Since the shooting, police have tried to ramp up the amount of training for active shooter situations, and DeKalb Police Department Commander Steve Lekkas said trainers and law enforcers are always looking for ways to improve the training to eventually protect more people.

“We’ve done a lot more training, and the training always improves,” Lekkas said. “From every shooting and other incident that has happened, law enforcement and trainers have developed better skills.”

Students and staff are being prepared now for active shooter situations through ALICE training. ALICE, is an acronym for what you should do during an active shooting situation, “Alert, Lockdown, Inform, Counter, Evacuate,” and was formed by former law enforcement officer Greg Crane after the April 1999 Columbine High School shooting.

“We provide trainings such as ALICE to faculty, staff and students to equip them with skills to respond to dangerous situations,” according to an official Feb. 9 NIU statement.

DeKalb Police have also joined a county-wide Special Operations team with the police department in Sycamore and NIU Campus Police.

“We have a team together where if we have an active situation and we need officers, we can send the message out to the county and have the SWAT team come out here,” Lekkas said.

The police force is now more heavily equipped, and officers now carry automatic rifles in their squad cars as opposed to shotguns, Lekkas said.

One thing that has stayed a constant, before and after the shooting, is the stance on concealed carry on university property from university and state policy. The university’s policy strictly prohibits guns on school grounds under university and state policy. The state of Illinois passed the Illinois Firearm Concealed Carry Act in 2012, allowing qualified users to carry concealed firearms in Illinois; under the Illinois Unlawful Use of Weapons legislation, guns are barred from school and university grounds across the state.
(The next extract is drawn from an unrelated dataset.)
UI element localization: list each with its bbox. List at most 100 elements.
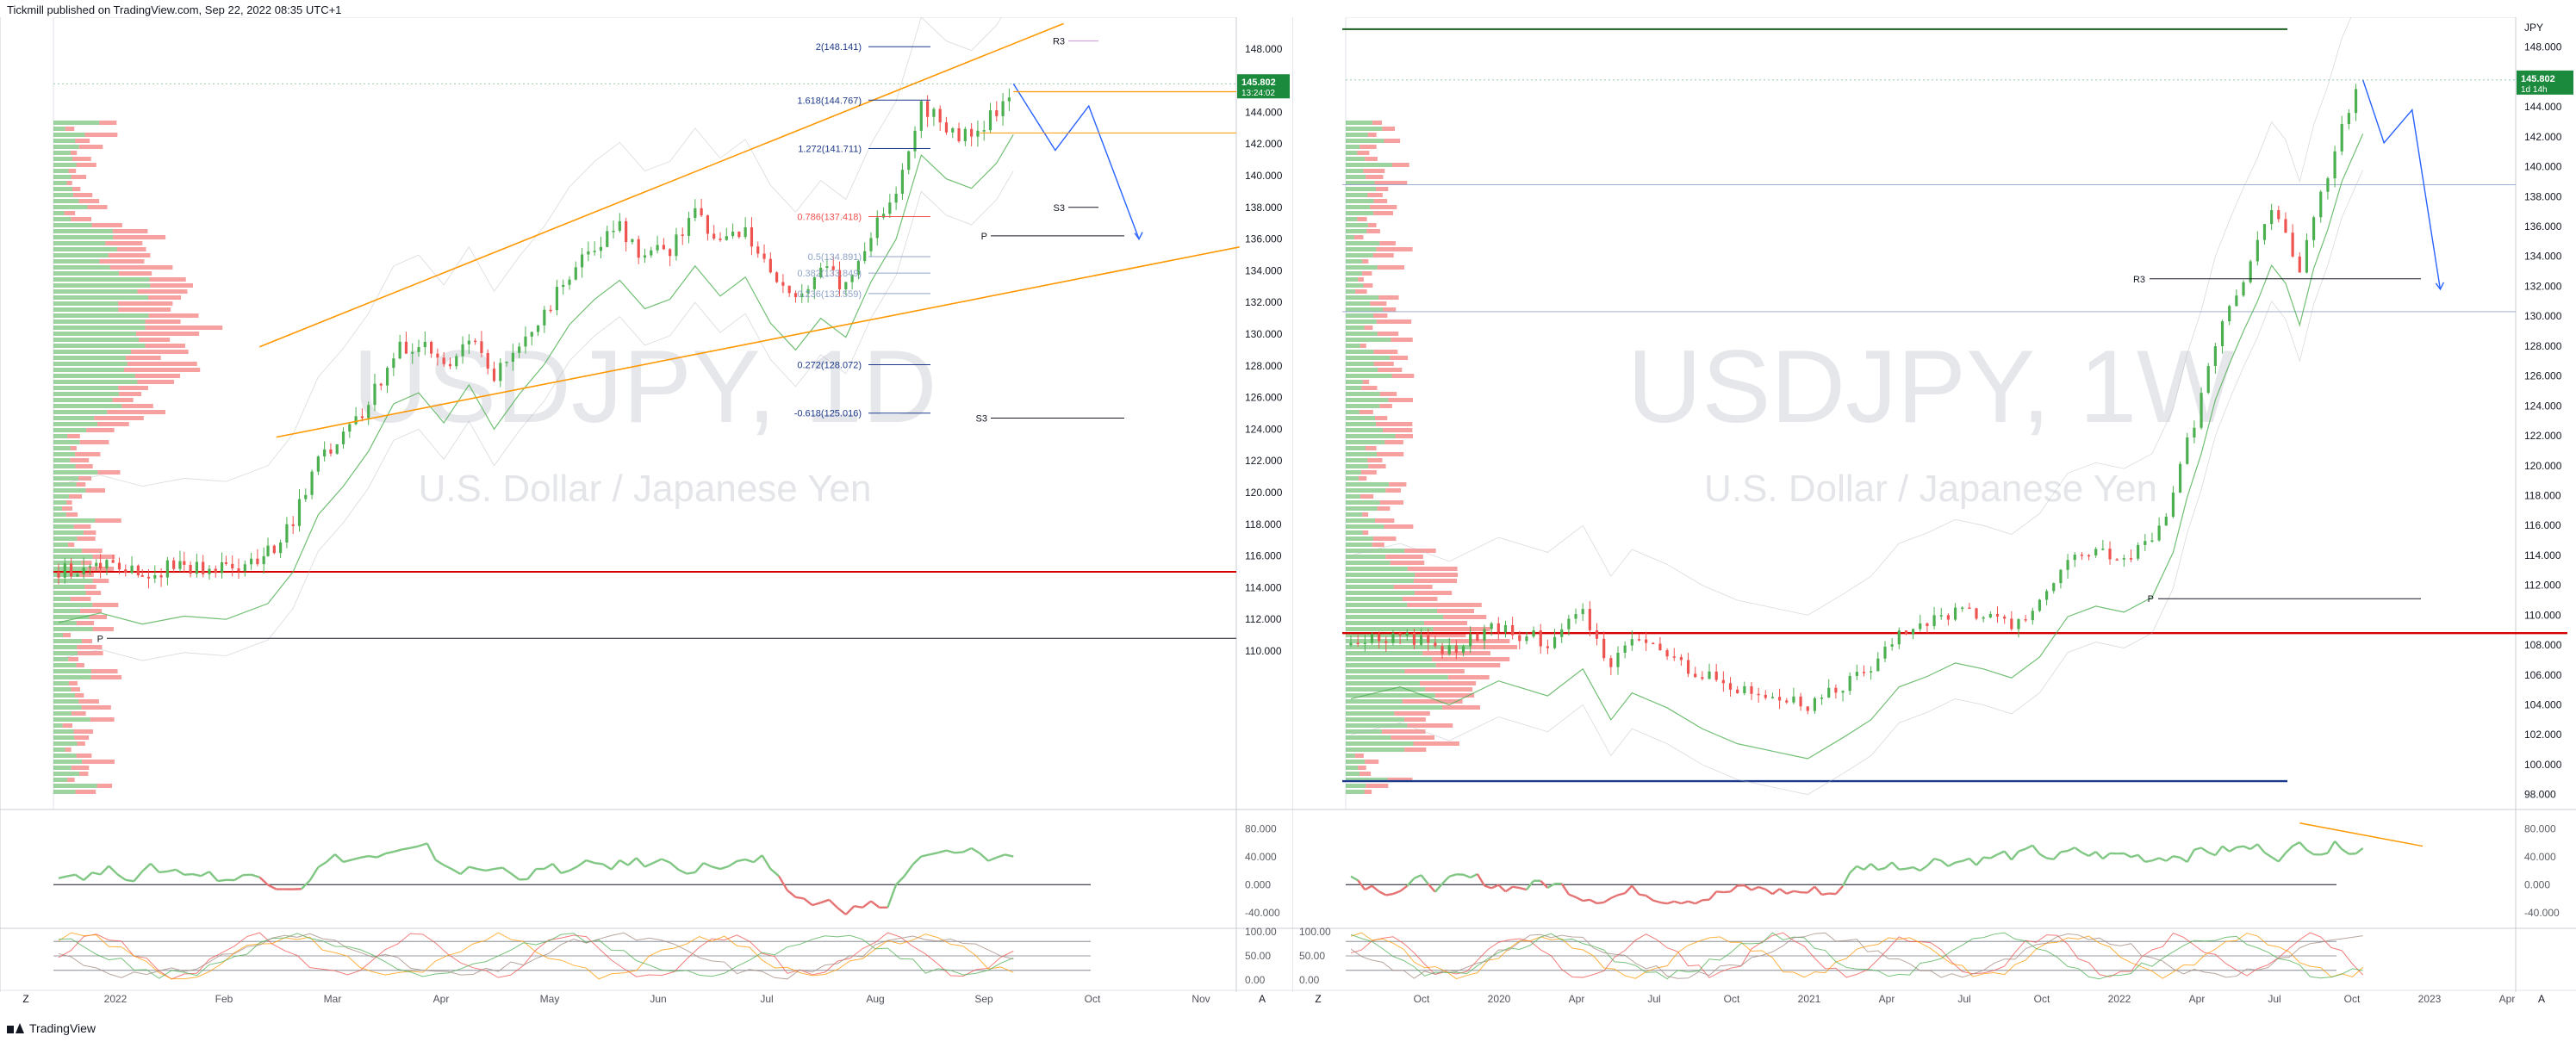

“As far as your citizens, you want good responsible people,” said Jason Leverton, DeKalb Police Department commander. “There’s pros and cons to it, I think. Obviously, there are a lot of opinions out there.”

Leverton said there is a responsibility required to be a concealed carrier.

On the 10th anniversary of the Cole Hall shooting, a shooter yet to be identified opened fire in a Parkland, Florida, high school, injuring at least 14, according to a Feb. 14 CNN report. Lekkas said the incidents that happened in Cole Hall and Parkland, Florida, can affect any community across the country.

“That can happen anywhere,” Lekkas said. “That can happen in any community, so that shouldn’t be a blemish on our community because of one incident.”

Leverton said that it’s always hard to know what the results of these changes will be, but it’s better safe than sorry.

“One thing about prevention, and it doesn’t matter what it is, you never know what you prevent,” Leverton said. “That’s what’s hard to determine sometimes.”